Rocky Mountain (66th Annual) and Cordilleran (110th Annual) Joint Meeting (19–21 May 2014)

Paper No. 3
Presentation Time: 1:40 PM

EARLY MANIFESTATION OF YELLOWSTONE HOTSPOT VOLCANISM ALONG A NORTHEAST-TRENDING, 280-KM-LONG LITHOSPHERIC DISCONTINUITY


CAMP, Victor E., Geological Sciences, San Diego State Univ, 5500 Campanile Dr, San Diego, CA 92182-1020, ROSS, Martin E., Marine and Environmental Sciences, Northeastern Univ, 14 Holmes, Boston, MA 02115, DUNCAN, Robert, Coas, Oregon State Univ, Corvallis, OR 97331 and KIMBROUGH, David L., Geological Sciences, San Diego State University, San Diego, CA 92182, vcamp@mail.sdsu.edu

In north-central Nevada, the Yellowstone hotspot generated bimodal and rhyolitic eruptions from ~16.5-15.0 Ma, along the NW-trending northern Nevada rift system and within the McDermitt and Santa Rosa volcanic centers. These early eruptions occurred above transitional to cratonic lithosphere lying east of the 0.704 Sr isopleth. Farther west, contemporaneous eruptions from ~16.8-15.5 Ma were generated above oceanic lithosphere along a distinct, NE-trending belt that parallels the 0.704 Sr isopleth for ~280 km, from southeastern Oregon to northeastern California.

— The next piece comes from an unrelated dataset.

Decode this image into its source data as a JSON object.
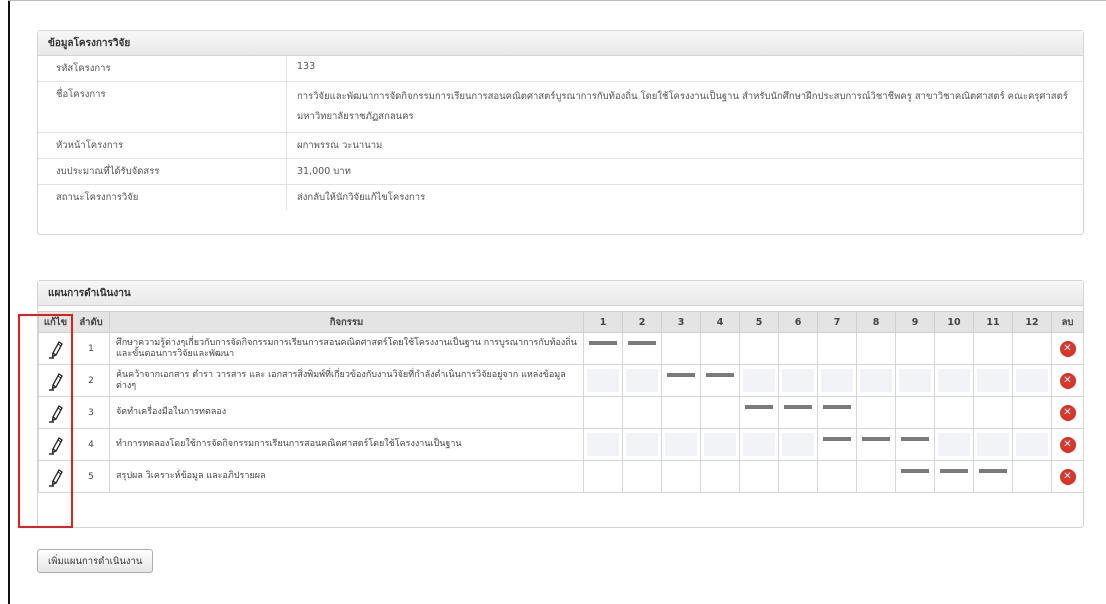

This linear belt is defined in part by the initial flood-basalt eruptions of the Columbia River Basalt Group from NE-trending feeder dikes exposed at Steens Mountain (~16.7 Ma) and by massive rhyolite eruptions from an alignment of NE-trending calderas of the High Rock caldera complex in northwestern Nevada (~16.5-15.5 Ma). We present new Ar-Ar and zircon age data to show that the SW extent of this belt includes contemporaneous fissure-feeding eruptions of mildly alkaline to calc-alkaline lavas from the Smoke Creek dike swarm along the Nevada-California border region. Recent seismic studies suggest that the volcanism along the belt resulted from the abrupt generation of magma exploiting a major lithospheric weakness partly defined by the 0.704 Sr line. In SE Oregon, this discontinuity is delineated by the transition from thin crust (~25-35 km) and lithosphere (~55-60 km) underlying the High Lava Plains to much thicker crust (>35 km) and lithosphere (~80 km) underlying the Owyhee Plateau (Eager et al., 2011; Hopper et al., 2014). Whereas the fissure-fed tholeiitic lavas at Steens Mountain appear to be derived from a mixture of plume and depleted mantle sources, the calc-alkaline to mildly alkaline lavas of the Smoke Creek dike swarm appear to be the earliest lavas of the middle Miocene ancestral Cascades arc of southern Oregon, northeast California and northwestern Nevada, having followed a hiatus in arc volcanism of 5-6 m.y. The temporal and spatial coincidence of these arc lavas with hotspot volcanism suggests that rejuvenation of the volcanic arc was directly related to plume emplacement.